Le soir devient soir
Tu n’auras pas d’hôtes
Et alors viendra
la loutre vers toi
pour te faire peur
Mais ne prends pas peur
prends-la pour ta soeur
car la loutre sait
l’ordre des rivières
et le sang des gués
Te fera passer
sans que tu te noies
et te portera
jusqu’aux fraîches sources
pour te rafraîchir
des mains jusqu’aux coudes
des frissons de mort
Paraîtra encore
le loup devant toi
pour te faire peur
Mais ne prends pas peur
Prends-le pour ton frère
car le loup connaît
l’ordre des forêts
le sens des sentiers
Il te conduira
par la route plane
vers le paradis
(Chants du Mort)
Les admirables "chants du mort", recueillis par Constantin Brailoiu en Roumanie, dans la province
de Gorj, ont été publiés dans Mesures le 15 octobre 1939, traduits par Ilarie Voronca et J.Lassaigne.

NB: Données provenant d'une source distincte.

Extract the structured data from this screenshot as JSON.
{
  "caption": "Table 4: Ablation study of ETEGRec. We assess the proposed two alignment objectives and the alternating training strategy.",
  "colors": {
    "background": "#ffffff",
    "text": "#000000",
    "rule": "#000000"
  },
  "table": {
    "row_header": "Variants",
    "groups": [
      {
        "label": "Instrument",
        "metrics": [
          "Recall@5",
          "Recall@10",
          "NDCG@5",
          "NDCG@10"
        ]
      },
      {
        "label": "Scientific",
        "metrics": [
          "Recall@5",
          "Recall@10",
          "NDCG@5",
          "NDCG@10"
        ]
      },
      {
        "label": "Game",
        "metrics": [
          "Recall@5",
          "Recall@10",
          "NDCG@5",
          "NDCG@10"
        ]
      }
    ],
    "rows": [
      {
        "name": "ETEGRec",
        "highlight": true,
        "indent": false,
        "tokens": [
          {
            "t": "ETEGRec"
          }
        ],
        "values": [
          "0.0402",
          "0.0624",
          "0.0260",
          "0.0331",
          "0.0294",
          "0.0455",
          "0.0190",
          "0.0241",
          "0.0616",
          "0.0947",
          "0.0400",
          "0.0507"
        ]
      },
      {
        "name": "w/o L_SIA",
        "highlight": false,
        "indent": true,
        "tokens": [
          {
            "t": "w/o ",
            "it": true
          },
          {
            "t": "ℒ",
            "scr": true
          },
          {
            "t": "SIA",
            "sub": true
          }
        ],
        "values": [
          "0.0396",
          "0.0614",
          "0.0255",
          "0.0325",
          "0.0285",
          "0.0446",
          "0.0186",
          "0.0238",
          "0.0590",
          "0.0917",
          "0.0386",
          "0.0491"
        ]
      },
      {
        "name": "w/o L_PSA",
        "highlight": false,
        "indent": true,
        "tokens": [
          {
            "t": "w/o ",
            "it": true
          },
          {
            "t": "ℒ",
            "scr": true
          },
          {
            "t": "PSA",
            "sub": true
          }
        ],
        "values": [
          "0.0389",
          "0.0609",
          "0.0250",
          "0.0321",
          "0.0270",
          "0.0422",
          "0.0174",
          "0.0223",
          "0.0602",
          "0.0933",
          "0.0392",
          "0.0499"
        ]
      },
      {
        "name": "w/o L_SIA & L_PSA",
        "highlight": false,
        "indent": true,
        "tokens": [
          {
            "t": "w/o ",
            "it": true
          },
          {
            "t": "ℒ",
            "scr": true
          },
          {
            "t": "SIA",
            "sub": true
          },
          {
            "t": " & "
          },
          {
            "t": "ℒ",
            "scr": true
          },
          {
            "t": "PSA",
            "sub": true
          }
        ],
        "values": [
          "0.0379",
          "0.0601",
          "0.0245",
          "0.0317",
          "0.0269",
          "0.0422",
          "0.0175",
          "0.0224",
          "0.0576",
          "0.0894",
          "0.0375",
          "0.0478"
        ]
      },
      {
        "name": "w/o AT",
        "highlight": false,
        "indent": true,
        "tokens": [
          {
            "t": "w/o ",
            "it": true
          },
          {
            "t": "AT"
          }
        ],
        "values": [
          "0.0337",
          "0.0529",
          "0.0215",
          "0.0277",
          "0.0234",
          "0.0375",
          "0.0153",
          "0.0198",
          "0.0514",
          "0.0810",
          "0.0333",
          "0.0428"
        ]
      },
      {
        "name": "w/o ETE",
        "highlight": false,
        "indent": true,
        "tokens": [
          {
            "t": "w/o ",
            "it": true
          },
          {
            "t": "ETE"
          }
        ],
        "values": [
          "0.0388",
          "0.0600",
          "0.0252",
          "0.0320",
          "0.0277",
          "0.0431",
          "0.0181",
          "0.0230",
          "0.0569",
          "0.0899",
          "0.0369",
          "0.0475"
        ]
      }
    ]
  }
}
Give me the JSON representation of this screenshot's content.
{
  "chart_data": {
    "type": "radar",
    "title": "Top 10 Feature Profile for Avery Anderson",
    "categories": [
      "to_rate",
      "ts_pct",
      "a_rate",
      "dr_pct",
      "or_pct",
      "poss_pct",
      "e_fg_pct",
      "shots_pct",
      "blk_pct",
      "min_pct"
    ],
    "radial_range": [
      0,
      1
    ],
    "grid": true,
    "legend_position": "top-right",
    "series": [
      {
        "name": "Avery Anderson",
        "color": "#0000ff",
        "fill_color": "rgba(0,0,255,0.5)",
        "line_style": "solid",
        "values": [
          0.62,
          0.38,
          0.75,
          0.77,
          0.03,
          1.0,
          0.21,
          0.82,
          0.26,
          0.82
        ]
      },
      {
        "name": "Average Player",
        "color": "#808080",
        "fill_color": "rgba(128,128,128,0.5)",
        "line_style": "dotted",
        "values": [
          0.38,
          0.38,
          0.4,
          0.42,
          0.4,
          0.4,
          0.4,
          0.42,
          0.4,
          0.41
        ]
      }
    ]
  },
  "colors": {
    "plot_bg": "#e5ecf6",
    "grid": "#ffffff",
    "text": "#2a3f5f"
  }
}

On y retrouve le thème ancestral du chemin à parcourir, semé d’obstacles que des animaux alliés
vont aider l’âme à franchir.
Une guerre mondiale et quarante années plus tard, j’eus la surprise de voir ce passage apparaître
dans une boîte à lettres du Minitel, sous un pseudonyme assez neutre, sans commentaire ni
interrogation. Un message laissé sur la B.A.L. resta sans réponse. Je ne saurai jamais quel(le)
inconnu(e) -plutôt (e)- avait conservé ce texte, peut-être pour s’en souvenir un jour.